Vaccines significantly reduce the risk of infection and the guidance suggests people wait for close contact until immunisation has kicked in, which takes two or three weeks after a jab. Older people or those with serious health conditions are more at risk from Covid-19 and “you might choose not to have close contact with an elderly relative at this point, particularly if one or both of you are not vaccinated,” the guidance said. It also advised people to “minimise how many people you’re in close contact with, and for how long”.
Johnson said that people should hug “if you think it’s appropriate, if you think the risks are very, very low. But you should exercise care and common sense.
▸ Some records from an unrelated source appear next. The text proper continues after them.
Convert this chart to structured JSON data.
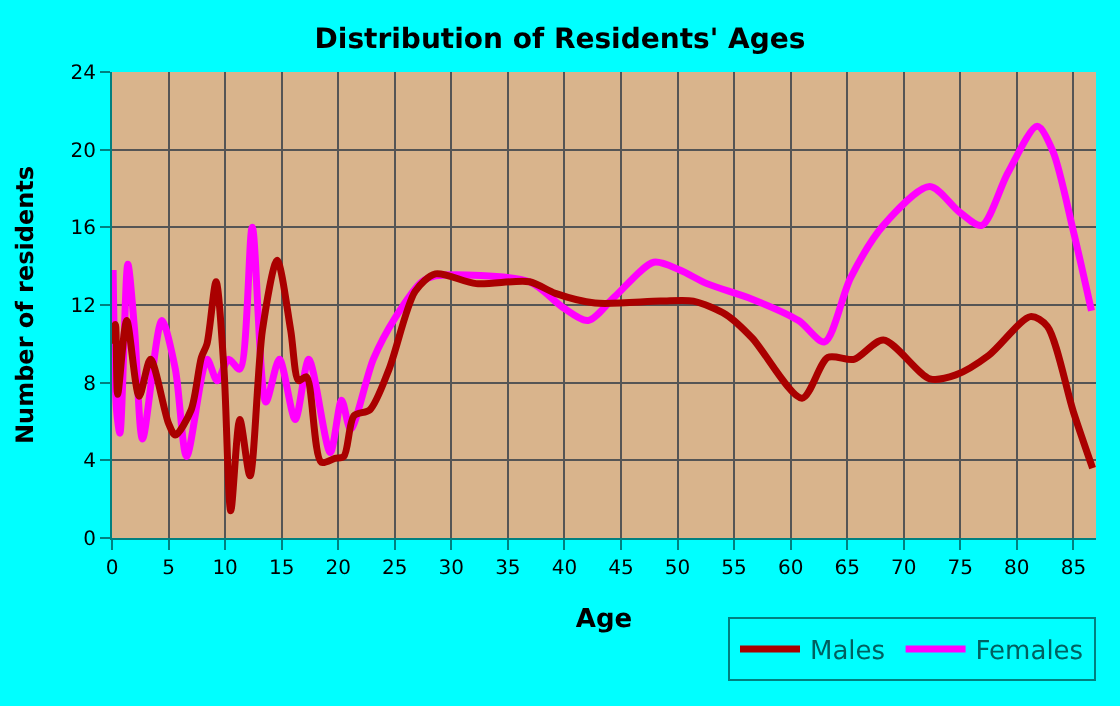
{
  "chart_data": {
    "type": "line",
    "title": "Distribution of Residents' Ages",
    "xlabel": "Age",
    "ylabel": "Number of residents",
    "xlim": [
      0,
      87
    ],
    "xticks": [
      0,
      5,
      10,
      15,
      20,
      25,
      30,
      35,
      40,
      45,
      50,
      55,
      60,
      65,
      70,
      75,
      80,
      85
    ],
    "ylim": [
      0,
      24
    ],
    "yticks": [
      0,
      4,
      8,
      12,
      16,
      20,
      24
    ],
    "grid": true,
    "legend": "bottom right",
    "series": [
      {
        "name": "Males",
        "color": "#aa0000",
        "x": [
          0,
          0.3,
          0.5,
          1.3,
          2.4,
          3.4,
          5,
          5.6,
          7,
          7.9,
          8.4,
          9.2,
          9.9,
          10.5,
          11.3,
          12.2,
          13.3,
          14.6,
          15.8,
          16.5,
          17.2,
          18.5,
          19.7,
          20.5,
          21.4,
          22.8,
          24.5,
          26.8,
          28.6,
          32.2,
          36.9,
          39.2,
          42.7,
          48.5,
          51.4,
          54.3,
          56.6,
          61,
          63.3,
          65.6,
          68.2,
          72.3,
          74.6,
          77.5,
          81.2,
          82.7,
          85,
          86.7
        ],
        "values": [
          10,
          11,
          7.4,
          11.2,
          7.3,
          9.2,
          5.9,
          5.3,
          6.6,
          9.3,
          10,
          13.2,
          8.7,
          1.4,
          6.1,
          3.2,
          10.7,
          14.3,
          10.7,
          8.1,
          8.3,
          3.9,
          4.1,
          4.2,
          6.3,
          6.6,
          8.7,
          12.7,
          13.6,
          13.1,
          13.2,
          12.6,
          12.1,
          12.2,
          12.2,
          11.5,
          10.3,
          7.2,
          9.3,
          9.2,
          10.2,
          8.2,
          8.4,
          9.4,
          11.4,
          10.9,
          6.5,
          3.6
        ]
      },
      {
        "name": "Females",
        "color": "#ff00ff",
        "x": [
          0.1,
          0.4,
          0.7,
          1.4,
          2,
          2.7,
          4.4,
          5.6,
          6.6,
          8.4,
          9.3,
          10.3,
          11.3,
          12.4,
          13.6,
          14.8,
          16.2,
          17.4,
          19.3,
          20.3,
          21.1,
          23.1,
          25.1,
          27.4,
          28.6,
          36.9,
          39.8,
          42.1,
          44.4,
          47.9,
          50.2,
          52.6,
          56.6,
          60.7,
          63,
          65.3,
          68.2,
          72.3,
          74.9,
          76.9,
          79.2,
          81.8,
          83.2,
          85,
          86.6
        ],
        "values": [
          13.8,
          6.6,
          5.4,
          14.1,
          10.7,
          5.1,
          11.2,
          8.7,
          4.2,
          9.2,
          8.1,
          9.2,
          8.7,
          16,
          7,
          9.2,
          6.1,
          9.2,
          4.4,
          7.1,
          5.6,
          9.2,
          11.4,
          13.2,
          13.5,
          13.2,
          11.9,
          11.2,
          12.4,
          14.2,
          13.8,
          13.1,
          12.3,
          11.2,
          10.1,
          13.4,
          16.1,
          18.1,
          16.8,
          16.1,
          18.8,
          21.2,
          19.9,
          15.8,
          11.7
        ]
      }
    ]
  }
}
And clearly with unvaccinated people, there must be a greater risk of transmission than those who have had vaccination.”
Johnson emphasised that “outdoors is always safer than indoors, and if you’re meeting indoors, remember to open a window and let in the fresh air — keep getting tested regularly even if you don’t have symptoms, so you don’t spread the virus, without knowing it”.
He added: “Whatever you decide, I must ask you to continue to follow social distancing when not with friends and family.”
He said he was “optimistic that things will get back much closer to normality” after June 21 and promised that before the end of the month there would be “more detail about exactly what we mean by the end of social distancing”.
The Scientific Advisory Group for Emergencies has been urging the retention of “baseline” measures of social distancing measures beyond June 21 after modelling suggested a return to pre-pandemic levels of contact would see a big increase in cases.
The rules from Monday
• Up to six people or two households will be able to meet indoors and hugging will be allowed.
• Up to 30 can meet outdoors, or indoors in parenting or support groups.
• Pubs and restaurants can serve indoors but must be table-service and observe social distancing.
• Cinemas, museums, children’s play areas and other indoor entertainments can reopen. Cultural events such as theatre and concerts can restart with precautions.
• Masks will no longer be required in schools for secondary pupils.
• University students can return to face-to-face teaching.
• International travel is permitted but remains discouraged to all but 12 countries on a quarantine-free “green list”.
• Up to 30 people will be able to attend weddings, receptions and other rite-of-passage celebrations. Limits on funerals still determined by the size of the venue.
• Care home residents will be able to have up to five named visitors, with two visitors able to attend at once provided they are tested and follow infection control measures. They will also be able to leave homes without having to isolate on their return.